Per il tema del 2013 gli organizzatori hanno scelto di prendere in prestito le figure dei tarocchi, ispirandosi a “Volta la carta” di De Andrè: ogni giorno una figura, un paese e un argomento diversi. Si comincia venerdì 23 e si andrà avanti fino a sabato 31 agosto. Il giorno d’apertura, ad Alvito, sarà dedicato al “giocatore”: si attendono “calciatori che fanno le rockstar e rockstar che fanno i calciatori”, si racconterà – fra le altre – la storia di Eduard Streltsov, fantasista della nazionale sovietica e del Torpedo Mosca “dagli orrori della prigionia in un campo di concentramento alla gioia per la conquista dello scudetto”, si parlerà con nostalgia della “leggenda delle figurine Panini, quelle da collezionare, scambiare, ricordare”.

Sabato 24, ad Atina, sarà la giornata del “cartografo”, domenica 25 quella del “viandante”, tra Posta Fibreno e Vicalvi. Seguiranno, di giorno in giorno (consultate il programma dettagliato), il “seduttore”, il “veggente”, il “costruttore”, il “fanciullo”, il “prigioniero” e il “tessitore”. L’agenda giornaliera di ognuno dei paesi ospiti è fitta di eventi, con dibattiti e reading (tutti gratuiti), fino all’appuntamento serale “Valle a mangiare”, per ritrovarsi con un buffet in piazza o fra gli stand gastronomici allestiti per le strade.

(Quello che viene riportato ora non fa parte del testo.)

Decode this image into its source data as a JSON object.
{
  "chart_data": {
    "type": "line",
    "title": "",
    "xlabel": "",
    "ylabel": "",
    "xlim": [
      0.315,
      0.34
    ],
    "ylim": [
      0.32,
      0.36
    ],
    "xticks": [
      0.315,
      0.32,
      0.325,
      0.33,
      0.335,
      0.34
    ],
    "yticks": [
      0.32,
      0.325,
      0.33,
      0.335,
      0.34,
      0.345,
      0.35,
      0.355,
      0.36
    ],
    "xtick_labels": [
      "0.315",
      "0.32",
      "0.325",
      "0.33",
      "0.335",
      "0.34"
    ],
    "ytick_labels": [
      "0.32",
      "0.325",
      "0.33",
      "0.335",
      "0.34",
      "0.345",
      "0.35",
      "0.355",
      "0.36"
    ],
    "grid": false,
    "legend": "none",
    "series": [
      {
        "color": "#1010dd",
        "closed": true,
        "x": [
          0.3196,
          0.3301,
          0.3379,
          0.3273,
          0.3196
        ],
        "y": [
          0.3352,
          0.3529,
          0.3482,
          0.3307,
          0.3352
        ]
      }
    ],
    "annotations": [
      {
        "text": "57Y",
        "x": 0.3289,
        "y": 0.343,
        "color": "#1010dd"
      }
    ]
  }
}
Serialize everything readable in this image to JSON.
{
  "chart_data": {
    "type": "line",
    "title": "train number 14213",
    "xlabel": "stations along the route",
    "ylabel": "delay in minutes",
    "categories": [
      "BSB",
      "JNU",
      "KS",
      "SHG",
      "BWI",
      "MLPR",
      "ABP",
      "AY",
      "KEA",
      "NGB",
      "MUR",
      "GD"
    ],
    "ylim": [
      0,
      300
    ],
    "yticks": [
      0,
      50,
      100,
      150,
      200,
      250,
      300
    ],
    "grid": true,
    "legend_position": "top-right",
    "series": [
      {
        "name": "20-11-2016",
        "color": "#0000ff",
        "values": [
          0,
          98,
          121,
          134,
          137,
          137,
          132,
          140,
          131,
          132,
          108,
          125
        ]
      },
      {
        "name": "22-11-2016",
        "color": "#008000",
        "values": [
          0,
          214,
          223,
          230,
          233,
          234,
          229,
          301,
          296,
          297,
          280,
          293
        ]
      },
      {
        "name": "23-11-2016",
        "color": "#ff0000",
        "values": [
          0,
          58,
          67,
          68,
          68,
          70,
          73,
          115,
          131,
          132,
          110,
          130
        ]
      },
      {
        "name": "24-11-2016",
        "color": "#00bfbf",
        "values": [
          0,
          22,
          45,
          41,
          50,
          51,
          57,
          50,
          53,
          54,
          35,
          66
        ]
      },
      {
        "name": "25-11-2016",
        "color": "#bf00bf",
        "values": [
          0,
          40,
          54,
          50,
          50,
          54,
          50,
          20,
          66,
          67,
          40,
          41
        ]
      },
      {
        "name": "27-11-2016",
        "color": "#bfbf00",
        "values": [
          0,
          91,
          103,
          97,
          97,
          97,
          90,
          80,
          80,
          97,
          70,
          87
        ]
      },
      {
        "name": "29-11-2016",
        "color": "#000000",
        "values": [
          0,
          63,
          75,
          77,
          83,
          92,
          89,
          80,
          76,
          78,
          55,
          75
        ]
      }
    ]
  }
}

Interverranno quasi 140 ospiti fra scrittori, attori, giornalisti, intellettuali, voci del cinema e della televisione. Sono previsti anche laboratori: scrittura creativa, fumetto, sviluppo e sceneggiatura di videogame, architettura e integrazione, favole per i bambini. “Può la cultura cambiare il destino di una terra?”, si legge sul sito della manifestazione. E a seguire la convinta risposta: “Molto più di quanto si pensi”. A iniziare partecipando a un festival fatto di racconti affascinanti e di storie da ascoltare dentro un’antica rocca circondata dal verde, non si sbaglia di certo.